# DGT 6000 Motion Drive Belt problem



## jrblaylock (Oct 31, 2014)

Hey folks! I have a DGT 6000 917.275285 with about 440 hours on it that I use to mow about 3 acres in the summer and throw snow in the winter.

Recently, it totally died on me while mowing. I found that the motion drive belt (possibly the original) was shredding and had worn the coatings off the electric clutch wires. They finally touched, blew the fuse, and killed the PTO switch. 

I fixed the wires, replaced the fuse and switch. The manual says the belt is 1/2 x 82.5 inch. I originally tried a 1/2 x 82" non-OEM belt. The belt was tight to get on but it all ran. However, after a few minutes I could tell the belt was getting really hot. I took it off and put on a non-OEM 1/2 x 83" belt and it seemed much better.

However, after three sessions of mowing about two hours each, the tractor started slowing down and eventually wouldn't move forward or backward while running. New belt is shredding again.

Could the 0.5" length difference cause this? I can order the OEM belt and I don't mind spending the extra $$ if that's really what's needed. But, anything else I should check that could be causing this so I don't shred that new, expensive OEM belt?

I had originally thought it was just an old belt that needed replaced but now I'm wondering if there's something else wrong that caused this all to begin with.

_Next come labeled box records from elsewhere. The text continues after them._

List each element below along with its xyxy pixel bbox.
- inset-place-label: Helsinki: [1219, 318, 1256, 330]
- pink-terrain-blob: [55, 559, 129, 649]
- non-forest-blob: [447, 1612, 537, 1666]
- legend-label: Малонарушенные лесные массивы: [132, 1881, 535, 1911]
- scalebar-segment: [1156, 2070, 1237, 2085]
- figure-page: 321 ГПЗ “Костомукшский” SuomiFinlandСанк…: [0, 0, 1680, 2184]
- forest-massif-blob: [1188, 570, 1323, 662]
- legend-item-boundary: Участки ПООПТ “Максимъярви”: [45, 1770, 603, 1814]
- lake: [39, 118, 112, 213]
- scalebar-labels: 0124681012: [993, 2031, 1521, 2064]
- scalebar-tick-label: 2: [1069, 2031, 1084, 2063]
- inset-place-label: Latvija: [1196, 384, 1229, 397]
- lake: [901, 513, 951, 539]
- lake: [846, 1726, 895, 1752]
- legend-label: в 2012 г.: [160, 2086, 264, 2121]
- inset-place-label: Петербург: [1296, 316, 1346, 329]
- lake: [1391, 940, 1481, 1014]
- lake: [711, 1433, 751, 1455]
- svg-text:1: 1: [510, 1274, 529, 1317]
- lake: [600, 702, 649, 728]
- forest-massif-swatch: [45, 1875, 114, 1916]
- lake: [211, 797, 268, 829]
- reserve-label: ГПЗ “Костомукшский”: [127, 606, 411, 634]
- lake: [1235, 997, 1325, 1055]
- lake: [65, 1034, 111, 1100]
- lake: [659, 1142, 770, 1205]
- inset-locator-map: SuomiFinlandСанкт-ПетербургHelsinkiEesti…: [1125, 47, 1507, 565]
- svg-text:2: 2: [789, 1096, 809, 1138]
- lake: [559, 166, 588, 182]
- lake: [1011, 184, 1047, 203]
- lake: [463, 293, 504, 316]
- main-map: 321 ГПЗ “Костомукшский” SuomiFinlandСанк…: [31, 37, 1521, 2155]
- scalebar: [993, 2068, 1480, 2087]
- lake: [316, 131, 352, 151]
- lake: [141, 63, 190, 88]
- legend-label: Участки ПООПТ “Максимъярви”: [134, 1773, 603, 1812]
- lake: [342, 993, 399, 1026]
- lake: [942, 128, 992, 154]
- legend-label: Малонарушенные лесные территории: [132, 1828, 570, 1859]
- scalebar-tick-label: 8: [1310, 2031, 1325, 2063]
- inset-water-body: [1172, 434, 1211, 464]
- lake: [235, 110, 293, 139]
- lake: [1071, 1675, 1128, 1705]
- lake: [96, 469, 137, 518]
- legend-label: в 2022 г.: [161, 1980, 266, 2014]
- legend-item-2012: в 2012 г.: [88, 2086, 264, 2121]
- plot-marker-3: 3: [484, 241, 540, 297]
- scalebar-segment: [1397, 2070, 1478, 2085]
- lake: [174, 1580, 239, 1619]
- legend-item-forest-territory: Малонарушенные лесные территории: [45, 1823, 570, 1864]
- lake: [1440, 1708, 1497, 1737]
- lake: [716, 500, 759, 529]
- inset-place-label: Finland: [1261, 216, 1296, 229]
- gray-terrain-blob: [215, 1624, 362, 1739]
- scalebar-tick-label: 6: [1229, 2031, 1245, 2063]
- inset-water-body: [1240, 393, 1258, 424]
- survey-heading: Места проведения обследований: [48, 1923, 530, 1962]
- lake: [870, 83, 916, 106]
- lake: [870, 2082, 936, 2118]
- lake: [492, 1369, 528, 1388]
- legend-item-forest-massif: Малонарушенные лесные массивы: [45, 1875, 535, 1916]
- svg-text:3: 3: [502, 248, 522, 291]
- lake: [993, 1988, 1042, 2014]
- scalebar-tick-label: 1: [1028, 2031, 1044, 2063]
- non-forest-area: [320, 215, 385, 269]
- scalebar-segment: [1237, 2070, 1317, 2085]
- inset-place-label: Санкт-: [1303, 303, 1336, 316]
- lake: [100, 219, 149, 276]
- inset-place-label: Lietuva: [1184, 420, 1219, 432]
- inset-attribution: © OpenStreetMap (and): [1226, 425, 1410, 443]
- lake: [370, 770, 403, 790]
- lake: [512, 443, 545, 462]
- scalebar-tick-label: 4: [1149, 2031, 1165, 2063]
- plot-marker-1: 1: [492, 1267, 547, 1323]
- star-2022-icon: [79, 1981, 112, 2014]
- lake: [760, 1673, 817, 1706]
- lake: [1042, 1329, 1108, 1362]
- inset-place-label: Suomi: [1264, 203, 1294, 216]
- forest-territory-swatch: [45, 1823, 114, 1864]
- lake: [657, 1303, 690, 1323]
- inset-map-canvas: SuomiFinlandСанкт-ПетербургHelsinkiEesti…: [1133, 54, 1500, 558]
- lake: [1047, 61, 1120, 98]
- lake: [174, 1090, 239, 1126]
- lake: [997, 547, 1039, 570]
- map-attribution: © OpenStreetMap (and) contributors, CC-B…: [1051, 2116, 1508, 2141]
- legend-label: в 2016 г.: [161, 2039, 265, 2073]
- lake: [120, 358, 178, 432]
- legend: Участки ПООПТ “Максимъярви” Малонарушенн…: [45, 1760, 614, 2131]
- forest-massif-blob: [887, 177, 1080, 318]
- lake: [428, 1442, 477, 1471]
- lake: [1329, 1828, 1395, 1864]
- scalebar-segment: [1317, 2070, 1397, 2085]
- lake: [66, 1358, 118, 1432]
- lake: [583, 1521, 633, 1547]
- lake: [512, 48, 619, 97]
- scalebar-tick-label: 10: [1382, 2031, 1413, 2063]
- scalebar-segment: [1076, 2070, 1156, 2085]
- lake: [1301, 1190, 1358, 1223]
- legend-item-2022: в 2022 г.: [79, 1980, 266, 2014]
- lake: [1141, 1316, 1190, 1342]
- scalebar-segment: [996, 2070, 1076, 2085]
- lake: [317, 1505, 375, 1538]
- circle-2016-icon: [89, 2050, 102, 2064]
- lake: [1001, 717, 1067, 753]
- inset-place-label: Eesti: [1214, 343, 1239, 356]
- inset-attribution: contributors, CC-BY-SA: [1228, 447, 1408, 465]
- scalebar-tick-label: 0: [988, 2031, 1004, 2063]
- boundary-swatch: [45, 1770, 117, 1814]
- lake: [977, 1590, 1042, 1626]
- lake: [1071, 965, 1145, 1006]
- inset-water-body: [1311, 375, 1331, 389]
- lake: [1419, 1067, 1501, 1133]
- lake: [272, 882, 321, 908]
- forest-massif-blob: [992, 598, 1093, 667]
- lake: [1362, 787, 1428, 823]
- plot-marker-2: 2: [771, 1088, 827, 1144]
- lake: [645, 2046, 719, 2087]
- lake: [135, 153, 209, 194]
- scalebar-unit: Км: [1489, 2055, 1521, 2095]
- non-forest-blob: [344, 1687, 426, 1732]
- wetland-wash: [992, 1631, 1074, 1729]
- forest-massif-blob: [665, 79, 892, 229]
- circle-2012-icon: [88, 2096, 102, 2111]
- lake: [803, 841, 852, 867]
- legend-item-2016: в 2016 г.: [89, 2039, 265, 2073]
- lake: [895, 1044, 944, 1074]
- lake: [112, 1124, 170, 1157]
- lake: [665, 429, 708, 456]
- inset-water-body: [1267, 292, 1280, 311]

Thanks for taking the time to read all of this and I'm looking forward to getting your advice.

Joe


----------



## jrblaylock (Oct 31, 2014)

Nobody really has any ideas on this one?


----------



## wjjones (May 28, 2010)

Yep it most likely streched the 82" belt it needs to be the oe size I went down the same rd with this one.


----------



## jrblaylock (Oct 31, 2014)

Did you try a 83" belt or just get the oem after trying the 82"?


----------